Urban-Origin Migration: Industrial Monterrey in the Mexico-U.S. Migratory System

A Presentation by Rubén Hernández-León

Event Series: Crossing Borders: Leaving Home, Making New Lives, Sustaining Communities

Showing the Urban-Origin Migration: Industrial Monterrey in the Mexico-U.S. Migratory System Video

Monterrey, Mexico’s second largest metropolitan area, has long been a magnet for internal migration due to its economic prowess, but the city has also been intimately connected to cross-border flows. The city’s relative proximity to Texas turned Monterrey into a hub for processing Mexican guest workers, first during the Bracero Program and at present through H-2 visas.  As home to some of the largest public and private universities in northern Mexico, Monterrey is also an exporter of human capital migrants to the United States. This presentation by UCLA professor Rubén Hernández-León, moderated by John Tutino, discussed how the economic crises of the 1980s and 1990s saw the dislocation of regiomontano industrial workers, many of whom transferred skills to the manufacturing clusters of Houston and Chicago.

This event was hosted by the Georgetown College Americas Forum and co-sponsored by the Georgetown Americas Institute.

Featuring 

Rubén Hernández-León is professor of sociology, director of the Latin American Institute, and co-chair of the Master of Arts Inter-Departmental Program in Latin American Studies at UCLA. He previously directed the UCLA Center for Mexican Studies from 2009 to 2021. He is the author and co-author of the award-winning books Metropolitan Migrants: The Migration of Urban Mexicans to the United States (2008) and Skills of the “Unskilled”: Work and Mobility among Mexican Migrants (2015). He also co-edited New Destinations: Mexican Immigration in the United States (2005). His research focuses on new developments of Mexico-U.S. migration and the role of the migration industry in international migration. 

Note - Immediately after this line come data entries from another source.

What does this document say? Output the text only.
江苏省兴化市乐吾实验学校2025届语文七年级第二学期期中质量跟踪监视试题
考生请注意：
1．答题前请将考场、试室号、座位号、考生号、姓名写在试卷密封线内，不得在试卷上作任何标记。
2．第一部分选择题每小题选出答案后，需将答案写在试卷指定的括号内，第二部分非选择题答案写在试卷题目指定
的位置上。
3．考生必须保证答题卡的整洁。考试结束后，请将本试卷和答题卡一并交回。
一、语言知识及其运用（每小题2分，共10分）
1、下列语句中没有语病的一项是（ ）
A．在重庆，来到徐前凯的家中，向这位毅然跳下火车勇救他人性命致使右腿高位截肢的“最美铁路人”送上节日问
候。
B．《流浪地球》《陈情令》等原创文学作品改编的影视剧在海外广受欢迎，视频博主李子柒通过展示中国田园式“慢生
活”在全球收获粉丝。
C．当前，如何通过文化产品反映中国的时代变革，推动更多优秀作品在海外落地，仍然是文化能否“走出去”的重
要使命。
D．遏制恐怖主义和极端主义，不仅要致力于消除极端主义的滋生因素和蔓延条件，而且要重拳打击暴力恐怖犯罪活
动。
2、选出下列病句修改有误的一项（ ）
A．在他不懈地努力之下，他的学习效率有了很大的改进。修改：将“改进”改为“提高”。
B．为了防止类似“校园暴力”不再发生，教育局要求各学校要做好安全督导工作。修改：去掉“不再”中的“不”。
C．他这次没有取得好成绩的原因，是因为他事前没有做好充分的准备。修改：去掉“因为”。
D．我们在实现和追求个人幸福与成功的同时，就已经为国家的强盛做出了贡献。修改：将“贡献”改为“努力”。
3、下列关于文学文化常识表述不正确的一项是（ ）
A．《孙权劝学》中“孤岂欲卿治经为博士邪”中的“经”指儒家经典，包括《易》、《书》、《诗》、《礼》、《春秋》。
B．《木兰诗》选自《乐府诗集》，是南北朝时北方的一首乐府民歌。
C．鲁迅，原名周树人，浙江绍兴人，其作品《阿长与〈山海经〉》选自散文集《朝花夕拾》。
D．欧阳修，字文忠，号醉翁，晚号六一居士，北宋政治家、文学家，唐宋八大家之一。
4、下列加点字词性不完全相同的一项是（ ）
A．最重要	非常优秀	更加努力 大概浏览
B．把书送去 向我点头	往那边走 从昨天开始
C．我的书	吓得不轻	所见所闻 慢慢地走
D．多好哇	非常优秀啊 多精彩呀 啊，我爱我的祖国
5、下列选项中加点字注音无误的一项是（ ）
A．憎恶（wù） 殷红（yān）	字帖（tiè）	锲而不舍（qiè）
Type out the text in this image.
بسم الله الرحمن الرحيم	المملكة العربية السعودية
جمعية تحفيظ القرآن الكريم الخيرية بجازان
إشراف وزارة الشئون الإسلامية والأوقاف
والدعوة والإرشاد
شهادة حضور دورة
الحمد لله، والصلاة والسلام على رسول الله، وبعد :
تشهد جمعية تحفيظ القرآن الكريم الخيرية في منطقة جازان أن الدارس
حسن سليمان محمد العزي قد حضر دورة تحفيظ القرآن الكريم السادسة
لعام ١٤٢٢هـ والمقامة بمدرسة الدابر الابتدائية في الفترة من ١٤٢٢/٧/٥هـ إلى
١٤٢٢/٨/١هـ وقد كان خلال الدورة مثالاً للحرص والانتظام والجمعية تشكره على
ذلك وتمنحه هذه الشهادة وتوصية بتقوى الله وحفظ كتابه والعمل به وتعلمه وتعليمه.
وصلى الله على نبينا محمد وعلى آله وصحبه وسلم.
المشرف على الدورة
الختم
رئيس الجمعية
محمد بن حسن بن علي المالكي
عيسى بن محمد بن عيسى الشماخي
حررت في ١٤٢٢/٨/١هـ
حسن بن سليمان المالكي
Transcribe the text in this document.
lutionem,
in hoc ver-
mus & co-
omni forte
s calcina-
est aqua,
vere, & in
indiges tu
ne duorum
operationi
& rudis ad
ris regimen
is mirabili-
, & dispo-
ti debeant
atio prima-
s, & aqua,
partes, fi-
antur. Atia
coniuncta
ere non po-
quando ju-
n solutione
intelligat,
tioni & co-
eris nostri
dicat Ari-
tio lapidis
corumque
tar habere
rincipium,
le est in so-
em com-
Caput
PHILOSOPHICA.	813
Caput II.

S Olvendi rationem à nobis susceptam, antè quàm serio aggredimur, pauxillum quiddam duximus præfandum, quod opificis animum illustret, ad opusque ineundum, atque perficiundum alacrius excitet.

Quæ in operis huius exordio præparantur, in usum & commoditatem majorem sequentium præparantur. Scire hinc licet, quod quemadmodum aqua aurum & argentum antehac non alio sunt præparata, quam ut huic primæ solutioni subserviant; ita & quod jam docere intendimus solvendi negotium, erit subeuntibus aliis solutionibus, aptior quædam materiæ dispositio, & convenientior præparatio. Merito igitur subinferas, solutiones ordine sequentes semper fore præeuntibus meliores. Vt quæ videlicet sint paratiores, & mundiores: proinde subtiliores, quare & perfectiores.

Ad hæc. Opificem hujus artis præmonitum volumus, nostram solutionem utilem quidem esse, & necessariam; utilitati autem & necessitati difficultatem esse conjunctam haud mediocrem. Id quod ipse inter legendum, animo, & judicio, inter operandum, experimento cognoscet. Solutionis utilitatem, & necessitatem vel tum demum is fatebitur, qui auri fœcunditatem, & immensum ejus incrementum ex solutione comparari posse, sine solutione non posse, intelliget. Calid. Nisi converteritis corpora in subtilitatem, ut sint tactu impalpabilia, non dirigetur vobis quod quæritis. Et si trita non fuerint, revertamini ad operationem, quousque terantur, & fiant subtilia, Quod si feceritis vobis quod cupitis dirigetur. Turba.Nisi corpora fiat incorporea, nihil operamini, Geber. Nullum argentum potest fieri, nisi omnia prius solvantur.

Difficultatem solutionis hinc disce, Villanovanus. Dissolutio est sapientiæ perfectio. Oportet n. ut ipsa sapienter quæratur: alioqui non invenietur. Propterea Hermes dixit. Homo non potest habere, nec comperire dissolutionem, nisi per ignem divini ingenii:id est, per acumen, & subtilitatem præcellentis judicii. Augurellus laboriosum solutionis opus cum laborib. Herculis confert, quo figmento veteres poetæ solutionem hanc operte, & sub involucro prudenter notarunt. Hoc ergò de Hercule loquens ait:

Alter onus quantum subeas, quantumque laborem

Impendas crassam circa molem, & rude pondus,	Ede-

John Tutino (moderator) is professor of history and international affairs and director of the Georgetown College Americas Forum at Georgetown University. He studies the long-term history of Mexican communities in the context of global capitalism. His work includes The Mexican Heartland: How Communities Made Capitalism, a Nation, and World History, 1500-2000 (2018) and two edited volumes on Mexico and Mexicans in the Making of the United States (2012) and New World Cities: Challenges of Urbanization and Globalization in the Americas (2019).